Oil prices are up — are gas prices soon to follow? Brent crude, which influences crude oil prices worldwide, increased 4.2% to $42.36 per barrel last week — and remained as high as $41.65 as of Tuesday. West Texas Intermediate futures — an influencer of U.S crude oil prices — rose 4.9% to $40.16 a barrel last Wednesday, according the Wall Street Journal, still hovering at $39.72 nearly a week later.
Even with the recent rebound, however, prices remain way below pre-coronavirus levels. Oil extended its gains following the Energy Information Administration’s release of weekly inventory data that showed the seventh decline in U.S. crude-oil stocks over eight weeks, with inventories dropping to a five-month low.

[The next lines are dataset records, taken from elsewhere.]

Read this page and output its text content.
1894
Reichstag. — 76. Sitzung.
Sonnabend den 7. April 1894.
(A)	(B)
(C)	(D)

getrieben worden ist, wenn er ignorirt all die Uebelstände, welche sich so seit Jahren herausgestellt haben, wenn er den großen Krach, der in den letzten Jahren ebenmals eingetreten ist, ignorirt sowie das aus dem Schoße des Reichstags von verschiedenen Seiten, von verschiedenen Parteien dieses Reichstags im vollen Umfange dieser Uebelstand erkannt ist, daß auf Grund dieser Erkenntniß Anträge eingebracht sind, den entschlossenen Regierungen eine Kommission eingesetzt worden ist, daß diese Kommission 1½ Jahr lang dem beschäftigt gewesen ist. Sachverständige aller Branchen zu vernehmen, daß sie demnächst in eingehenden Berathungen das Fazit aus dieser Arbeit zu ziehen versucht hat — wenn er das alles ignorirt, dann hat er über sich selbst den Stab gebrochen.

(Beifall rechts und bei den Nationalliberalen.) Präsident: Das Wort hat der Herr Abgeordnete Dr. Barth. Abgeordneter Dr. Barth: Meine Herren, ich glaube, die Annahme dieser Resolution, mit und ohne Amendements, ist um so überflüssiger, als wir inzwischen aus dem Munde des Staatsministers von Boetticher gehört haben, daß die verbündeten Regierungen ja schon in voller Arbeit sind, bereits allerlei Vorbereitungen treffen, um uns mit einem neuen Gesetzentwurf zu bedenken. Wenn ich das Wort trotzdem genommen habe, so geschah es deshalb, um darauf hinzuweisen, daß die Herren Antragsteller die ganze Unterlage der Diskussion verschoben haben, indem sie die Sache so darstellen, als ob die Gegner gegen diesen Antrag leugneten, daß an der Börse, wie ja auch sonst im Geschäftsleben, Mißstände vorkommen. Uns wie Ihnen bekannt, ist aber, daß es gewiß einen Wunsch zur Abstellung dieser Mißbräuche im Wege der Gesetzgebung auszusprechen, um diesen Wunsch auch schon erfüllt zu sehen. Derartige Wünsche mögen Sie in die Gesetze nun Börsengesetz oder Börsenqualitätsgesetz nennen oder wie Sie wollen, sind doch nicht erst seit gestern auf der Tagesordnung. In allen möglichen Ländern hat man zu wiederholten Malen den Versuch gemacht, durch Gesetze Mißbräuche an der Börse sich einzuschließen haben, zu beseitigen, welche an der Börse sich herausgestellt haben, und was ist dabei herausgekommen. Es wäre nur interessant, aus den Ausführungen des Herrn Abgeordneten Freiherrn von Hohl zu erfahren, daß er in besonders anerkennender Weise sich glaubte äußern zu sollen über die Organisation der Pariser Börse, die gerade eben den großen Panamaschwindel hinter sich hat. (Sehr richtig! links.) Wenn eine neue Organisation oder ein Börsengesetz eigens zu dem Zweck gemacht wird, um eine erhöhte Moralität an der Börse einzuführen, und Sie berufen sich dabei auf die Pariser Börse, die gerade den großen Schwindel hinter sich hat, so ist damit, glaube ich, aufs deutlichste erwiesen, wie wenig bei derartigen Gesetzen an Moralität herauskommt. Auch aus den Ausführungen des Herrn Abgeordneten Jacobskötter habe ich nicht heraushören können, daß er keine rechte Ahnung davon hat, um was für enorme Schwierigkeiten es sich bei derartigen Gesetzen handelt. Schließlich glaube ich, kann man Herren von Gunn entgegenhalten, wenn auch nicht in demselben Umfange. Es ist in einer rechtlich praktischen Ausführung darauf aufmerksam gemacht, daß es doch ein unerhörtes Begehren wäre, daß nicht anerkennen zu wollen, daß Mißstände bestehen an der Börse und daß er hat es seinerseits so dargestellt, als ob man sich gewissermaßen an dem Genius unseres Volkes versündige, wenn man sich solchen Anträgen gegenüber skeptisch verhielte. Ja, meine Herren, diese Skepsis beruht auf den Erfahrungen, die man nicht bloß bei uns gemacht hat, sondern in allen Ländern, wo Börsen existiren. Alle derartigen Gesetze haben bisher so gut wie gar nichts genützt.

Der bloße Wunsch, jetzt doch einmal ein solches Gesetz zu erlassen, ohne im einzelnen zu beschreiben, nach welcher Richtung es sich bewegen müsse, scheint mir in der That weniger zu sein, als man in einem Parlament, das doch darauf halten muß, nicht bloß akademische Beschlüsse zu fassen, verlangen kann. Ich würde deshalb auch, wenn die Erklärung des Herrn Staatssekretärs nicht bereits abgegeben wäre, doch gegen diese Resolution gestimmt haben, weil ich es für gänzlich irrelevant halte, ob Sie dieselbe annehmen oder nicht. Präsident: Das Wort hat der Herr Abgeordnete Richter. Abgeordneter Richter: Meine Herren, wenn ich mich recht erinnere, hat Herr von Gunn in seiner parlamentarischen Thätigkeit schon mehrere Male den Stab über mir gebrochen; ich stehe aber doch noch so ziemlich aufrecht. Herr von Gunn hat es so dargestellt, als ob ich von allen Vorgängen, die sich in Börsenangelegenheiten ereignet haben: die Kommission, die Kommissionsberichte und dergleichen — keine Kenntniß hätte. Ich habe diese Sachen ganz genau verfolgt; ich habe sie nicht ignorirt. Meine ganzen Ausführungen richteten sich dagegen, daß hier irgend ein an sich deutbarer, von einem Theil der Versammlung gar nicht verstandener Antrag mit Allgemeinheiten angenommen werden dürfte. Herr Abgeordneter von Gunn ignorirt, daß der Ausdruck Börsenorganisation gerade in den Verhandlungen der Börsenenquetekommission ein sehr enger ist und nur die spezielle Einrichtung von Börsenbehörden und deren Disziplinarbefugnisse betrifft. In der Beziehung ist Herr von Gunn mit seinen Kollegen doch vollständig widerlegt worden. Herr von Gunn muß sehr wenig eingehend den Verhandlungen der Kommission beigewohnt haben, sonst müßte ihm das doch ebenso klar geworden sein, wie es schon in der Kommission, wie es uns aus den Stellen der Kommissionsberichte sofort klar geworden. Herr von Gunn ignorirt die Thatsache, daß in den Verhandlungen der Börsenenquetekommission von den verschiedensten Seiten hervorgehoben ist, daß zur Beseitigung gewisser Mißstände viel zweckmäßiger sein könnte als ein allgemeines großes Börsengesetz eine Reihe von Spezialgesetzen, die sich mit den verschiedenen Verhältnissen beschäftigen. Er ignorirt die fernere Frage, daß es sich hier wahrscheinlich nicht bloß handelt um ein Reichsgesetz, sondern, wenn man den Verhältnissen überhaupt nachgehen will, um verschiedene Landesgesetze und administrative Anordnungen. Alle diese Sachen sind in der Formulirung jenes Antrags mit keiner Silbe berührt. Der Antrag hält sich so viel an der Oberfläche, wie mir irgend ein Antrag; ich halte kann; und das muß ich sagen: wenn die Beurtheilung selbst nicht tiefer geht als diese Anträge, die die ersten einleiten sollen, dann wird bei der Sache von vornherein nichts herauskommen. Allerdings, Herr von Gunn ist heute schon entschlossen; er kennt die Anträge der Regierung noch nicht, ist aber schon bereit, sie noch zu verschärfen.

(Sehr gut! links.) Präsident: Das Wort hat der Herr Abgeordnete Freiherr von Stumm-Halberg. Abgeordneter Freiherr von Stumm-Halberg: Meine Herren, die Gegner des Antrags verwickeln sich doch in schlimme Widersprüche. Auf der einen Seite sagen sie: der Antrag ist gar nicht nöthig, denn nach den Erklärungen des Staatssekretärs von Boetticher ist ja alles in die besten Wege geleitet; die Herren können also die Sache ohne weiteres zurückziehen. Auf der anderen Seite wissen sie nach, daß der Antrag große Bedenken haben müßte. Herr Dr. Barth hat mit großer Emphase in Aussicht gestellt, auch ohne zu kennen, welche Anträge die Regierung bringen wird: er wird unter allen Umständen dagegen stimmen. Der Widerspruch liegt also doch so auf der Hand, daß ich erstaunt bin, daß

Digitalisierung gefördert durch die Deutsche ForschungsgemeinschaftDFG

Inventory figures released by the American Petroleum Institute last Tuesday showed U.S. crude inventories dropped by 9.5 million barrels in the week ending Sept. 11. In a research note, Helge André Martinsen, senior oil market analyst at DNB Markets, hailed the drop as a surprise according to market consensus expectations of a 1.4-million-barrel increase. “We are likely heading into an oil price war,” Martinsen stated.
In a report by USA Today, Patrick DeHaan, head of petroleum analysis at fuel-savings app GasBuddy, described major implications for consumers. “There’s so many cliches I try to avoid — unprecedented, shocking, we haven’t seen this before — but this is really a moment that will live up to the meaning of unprecedented,” DeHaan said. He added that the national average price of gas could actually drop to below $2, due to anxieties around the coronavirus alongside the dramatic movements in oil prices.